Wednesday, April 16, 2014


I never noticed before the error on the sign posted on the kiosk at the waterfront. It should read Wanda III, the replacement for the Wanda II after it burned. Commissioned for the Eaton family in 1915, it was acquired, restored and was the second ship to join the Muskoka Steamships fleet in 1993, but is now in a state of disrepair.

Tuesday, April 15, 2014


Port Carling woke up to a fresh snowfall of six inches, and at the waterfront the new snow covering the remaining ice looked like chinking, matching this log boathouse, a familiar landmark on the bay across from the large lock.

Sunday, April 13, 2014


The aftermath of a rain shower, mild temperatures and remaining snow and ice, all conspired to form the perfect calm, where the mist turned the waterfront pavilion area and later at twilight, a downtown section, into ethereal scenes.

Saturday, April 12, 2014


We spotted a Great Blue Heron today in a frozen marsh, looking out of place in this scene. I'm sure it probably thought "Where's the food?" when it arrived, its staple of frogs and fish still covered over.

Monday, April 7, 2014


It was a grey and somber day today, the type befitting a funeral. I was visiting the waterfront above the locks to monitor the progress of the melting ice, and thought this scene depicted the same mood, a funeral for winter's passing, a rectangular mound for every month.

Sunday, April 6, 2014


Nature never fails to impress me with her surprises and my partner Morwen, her eye for detail. During a late afternoon stroll across the lock to the island, she noticed amongst the scattered conifer needles and snow, a trio that formed a crude resemblance to a sailboat. It was enough to make us pine for summer.

Thursday, April 3, 2014


Although it is officially spring, there is still a lot of snow blanketing everything, and we are hoping for a slow melting to avoid flooding like last year.

Monday, March 31, 2014


We were out kayaking again, a week since we had to break our way through ice to reach open water. The Indian River is now open from the locks at Port Carling to where it merges with Lake Muskoka, which remains completely frozen over. Ice still exists on Mirror Lake however an open channel allows easy passage. While paddling we encountered a pair of trumpeter swans, a rarity for this area. They immediately took off, a beautiful sight and ending to this month.

Sunday, March 30, 2014


The prodigal sun has finally returned, sending the temperature into double digits, positive ones for a change. I had to take advantage of the day by pulling out the Muskoka chair, cracking a Muskoka beer and catching up on some local news. Living the life... Muskoka Life!

Wednesday, March 26, 2014


Winter is winding down now but there's still a lot of snow around. The days may be numbered for sledders but they have had one of the best seasons in recent years. These sleds are for sale however the owner gave up trying to keep them cleared off this winter and they ended up buried, which I thought made for a neat shot.

Monday, March 24, 2014


A stretch of open water and the forecast of a nice day was enough for us to dig out our kayaks and launch them the following day. We were forced to break a path through a layer of clear ice formed overnight to reach open water, which exists from Mirror Lake to the locks at Port Carling, the extent of our first outing of the season.

Tuesday, March 4, 2014


A friend provided me with the tip about pancake ice that had formed at the dam above High Falls. There were dozens corralled together, ranging in size and appearance of tart and pie shells, to pizza dough. This was the first time I had ever witnessed this phenomenon, and was an interesting sight to see.
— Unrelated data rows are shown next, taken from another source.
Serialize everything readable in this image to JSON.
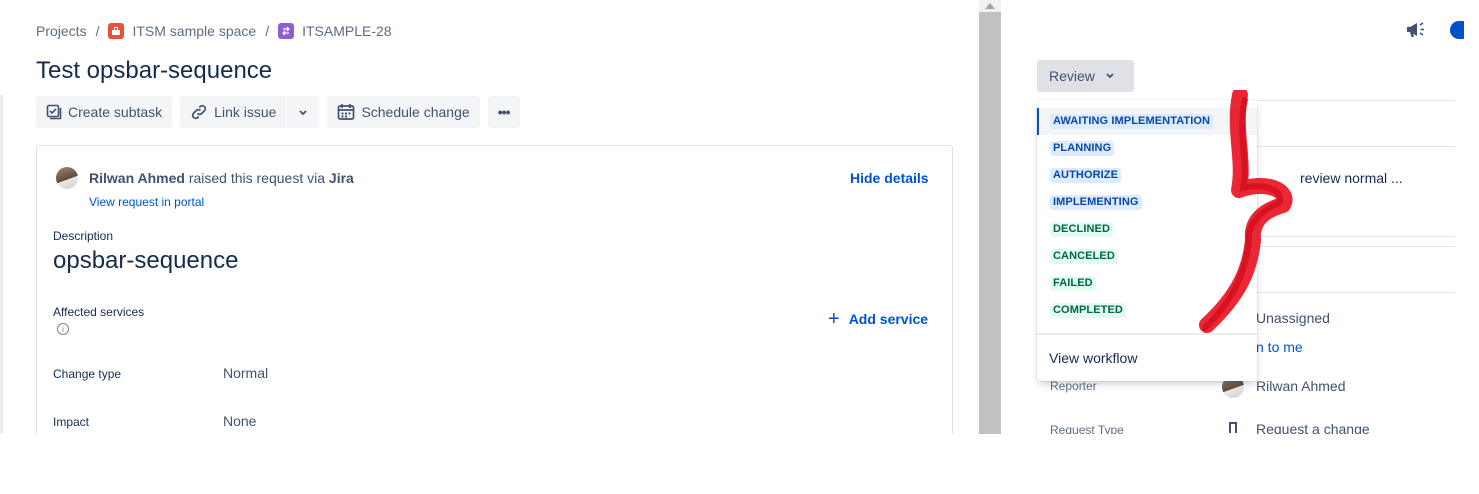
{
  "breadcrumb": {
    "projects": "Projects",
    "separator": "/",
    "space": "ITSM sample space",
    "issue_key": "ITSAMPLE-28"
  },
  "issue": {
    "title": "Test opsbar-sequence"
  },
  "toolbar": {
    "create_subtask": "Create subtask",
    "link_issue": "Link issue",
    "schedule_change": "Schedule change",
    "more": "•••"
  },
  "request": {
    "reporter_name": "Rilwan Ahmed",
    "raised_text": "raised this request via",
    "channel": "Jira",
    "view_portal": "View request in portal",
    "hide_details": "Hide details"
  },
  "fields": {
    "description_label": "Description",
    "description_value": "opsbar-sequence",
    "affected_services_label": "Affected services",
    "add_service": "Add service",
    "change_type_label": "Change type",
    "change_type_value": "Normal",
    "impact_label": "Impact",
    "impact_value": "None"
  },
  "status": {
    "current": "Review",
    "options": [
      {
        "label": "AWAITING IMPLEMENTATION",
        "color": "#deebff"
      },
      {
        "label": "PLANNING",
        "color": "#deebff"
      },
      {
        "label": "AUTHORIZE",
        "color": "#deebff"
      },
      {
        "label": "IMPLEMENTING",
        "color": "#deebff"
      },
      {
        "label": "DECLINED",
        "color": "#e3fcef"
      },
      {
        "label": "CANCELED",
        "color": "#e3fcef"
      },
      {
        "label": "FAILED",
        "color": "#e3fcef"
      },
      {
        "label": "COMPLETED",
        "color": "#e3fcef"
      }
    ],
    "view_workflow": "View workflow"
  },
  "sidebar": {
    "request_type_partial": "review normal ...",
    "assignee_value": "Unassigned",
    "assign_to_me_partial": "n to me",
    "reporter_label": "Reporter",
    "reporter_value": "Rilwan Ahmed",
    "request_type_label": "Request Type",
    "request_type_value": "Request a change"
  },
  "colors": {
    "link": "#0052cc",
    "annotation": "#e8101f"
  },
  "icons": {
    "announcement": "megaphone-icon",
    "space": "toolbox-icon",
    "issue": "change-icon"
  }
}
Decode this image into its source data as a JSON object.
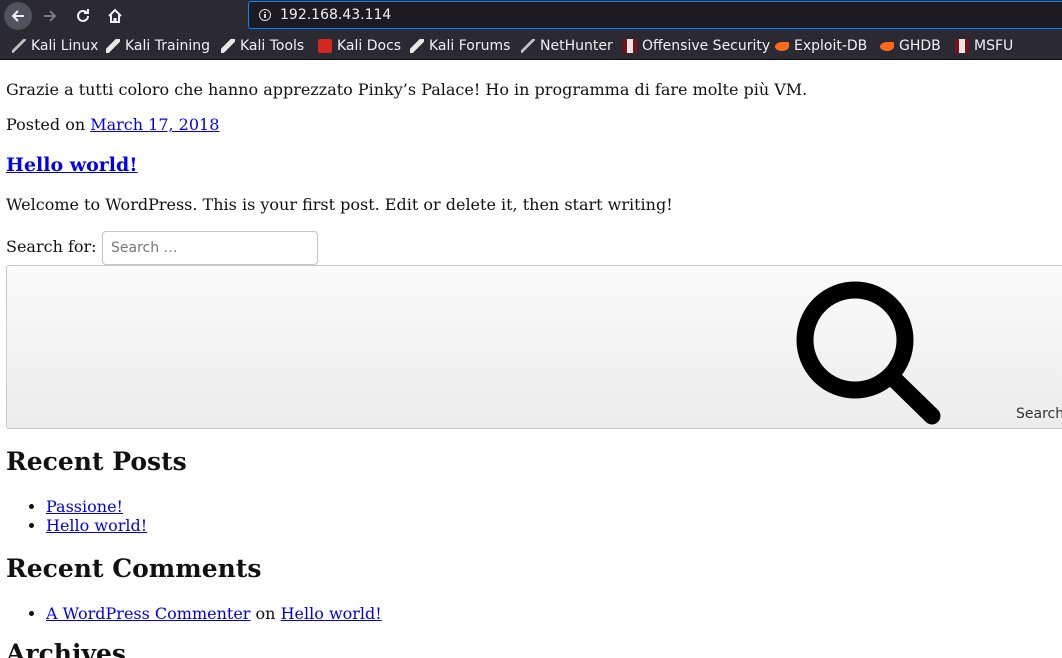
{
  "browser": {
    "url": "192.168.43.114",
    "bookmarks": [
      {
        "label": "Kali Linux",
        "icon": "kali-icon"
      },
      {
        "label": "Kali Training",
        "icon": "kali-dragon-icon"
      },
      {
        "label": "Kali Tools",
        "icon": "kali-dragon-icon"
      },
      {
        "label": "Kali Docs",
        "icon": "kali-docs-icon"
      },
      {
        "label": "Kali Forums",
        "icon": "kali-dragon-icon"
      },
      {
        "label": "NetHunter",
        "icon": "kali-icon"
      },
      {
        "label": "Offensive Security",
        "icon": "offsec-icon"
      },
      {
        "label": "Exploit-DB",
        "icon": "exploit-db-icon"
      },
      {
        "label": "GHDB",
        "icon": "exploit-db-icon"
      },
      {
        "label": "MSFU",
        "icon": "offsec-icon"
      }
    ]
  },
  "content": {
    "post_text": "Grazie a tutti coloro che hanno apprezzato Pinky’s Palace! Ho in programma di fare molte più VM.",
    "posted_on_label": "Posted on",
    "posted_on_date": "March 17, 2018",
    "post2_title": "Hello world!",
    "post2_text": "Welcome to WordPress. This is your first post. Edit or delete it, then start writing!"
  },
  "search": {
    "label": "Search for:",
    "placeholder": "Search …",
    "button_label": "Search",
    "icon": "search-icon"
  },
  "recent_posts": {
    "title": "Recent Posts",
    "items": [
      "Passione!",
      "Hello world!"
    ]
  },
  "recent_comments": {
    "title": "Recent Comments",
    "author": "A WordPress Commenter",
    "on": "on",
    "post": "Hello world!"
  },
  "archives": {
    "title": "Archives"
  }
}
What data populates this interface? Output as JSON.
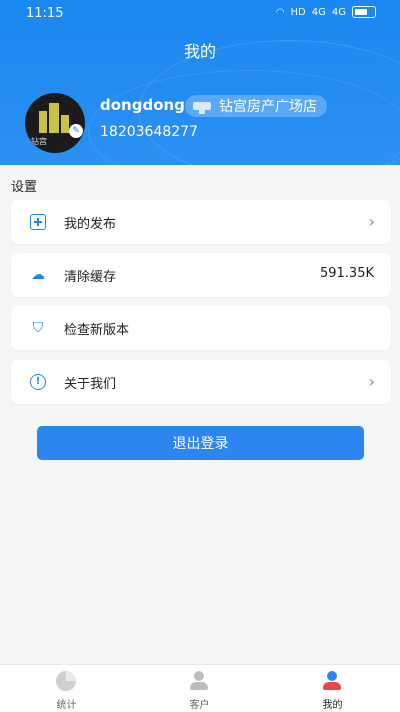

Wednesday, February 19, 2014


Imagine, if you will, this cairn buried beneath snow. When I recently visited the Aubrey White cairn at High Falls, its multiple layers of rocks reminded me of the number of snowfalls it seems we've experienced this winter and its height, at over 14 feet, the amount of snow we've received so far!

Sunday, February 2, 2014


We certainly didn't need confirmation from a groundhog that this winter has decided to pull up a Muskoka chair and stay awhile!